Ale, ok, nie wybiegam myslami w przyszlosc :P  Co bylo dzisiaj?  Hehs... Duzo rzeczy :P :)  Na angielski sie oczywiscie z Nicol spoznilysmy :P, pozniej niemiecki i nawet gosciu nie pytal :) Swieto Lasu chyba dzisiaj :)  Pozniej K-F i jak zwykle nie zwiczylam i dostalam 1 i mam to w dupie :P Niech sie Niciecka wali na ryja :P  Ch.J.W.D.!!!  :P  No, ale ok... Nie wyzywam juz nauczycieli, bo ja przeciez bardzo kulturalna dziewczynka jeste :P :) 
Pozniej byl polski i babka opierdzielala tych, ktorych nie bylo w czwartek z szkole (18 osob :D), pozniej WOS :)  Babka nas (mnie i Nicol) zostawila na przerwie w klasie i ja chcialam w "kogos" rzucic plecakiem z okna :)  Ale Nicol stwierdzila, ze lepiej biurkiem, ale jego nie moglysmy podniesc :)  Mowi sie trudno.... :>  Rzuci sie innym razem... Albo nazyga.... :>  (hehe, Martusiu przynies mleczko :D)  No, a pozniej na WOS'ie przedstawialysmy z Nicol nasz biznesplan (Rafal i Kliszczak nam pomogli, dziekuje bardzo :*) i dostalysmy 6!!!  :) 

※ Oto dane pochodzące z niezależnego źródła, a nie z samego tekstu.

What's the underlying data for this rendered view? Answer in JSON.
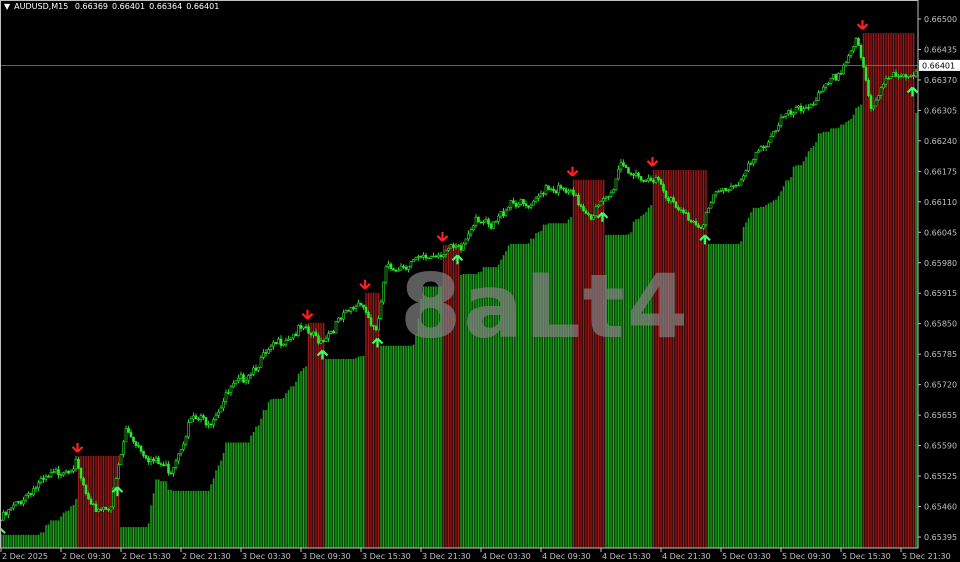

No, a pozniej juz bylo nudno.. Nawet wyjatkowo na religii nic sie nie dzialo :)

Tak wiec nie bede juz ludki przynudzac tutaj, bo widze, jak ziewacie czytajac te wypociny :)  

Papsiatki... Pozdro dla: Nicol, Ewuni, Asi, Zanety, Edyty, Adrianki, Pauliny, Kasi, Kasi, Kasi, Ani, Ani, Angeli, Angeli, Izy, Aldony, afala, Kuby, Mateusza, Lukasza I., Lukasza P., Tomka i caaaaaaalej reszty ludkow :)  Pa :**************

pacyfka16 : :
kwi 25 2004 Ślub...
Komentarze: 1

Ehs... Bylam wczoraj u mojej kuzynki na imieninach... Oczywiscie nawet mi nie dali spokojnie posiedziec, bo musialam sie zajac dzieciarnia... :/  Masakra: ten chce isc na gore, a ta chce na dol sie pobawic... Ehs, no qrde, dobrze, ze sie zlitowali nade mna i wlaczyli im jakas bajke, wiec siedzieli grzecznie na gorze... Oczywiscie dzieci sie szybko nudza, wiec dlugo tak nie posiedzialy... Na szczecie w koncu Kuba (syn mojej drugiej kuzynki) zasnal, wiec pojechali do domu...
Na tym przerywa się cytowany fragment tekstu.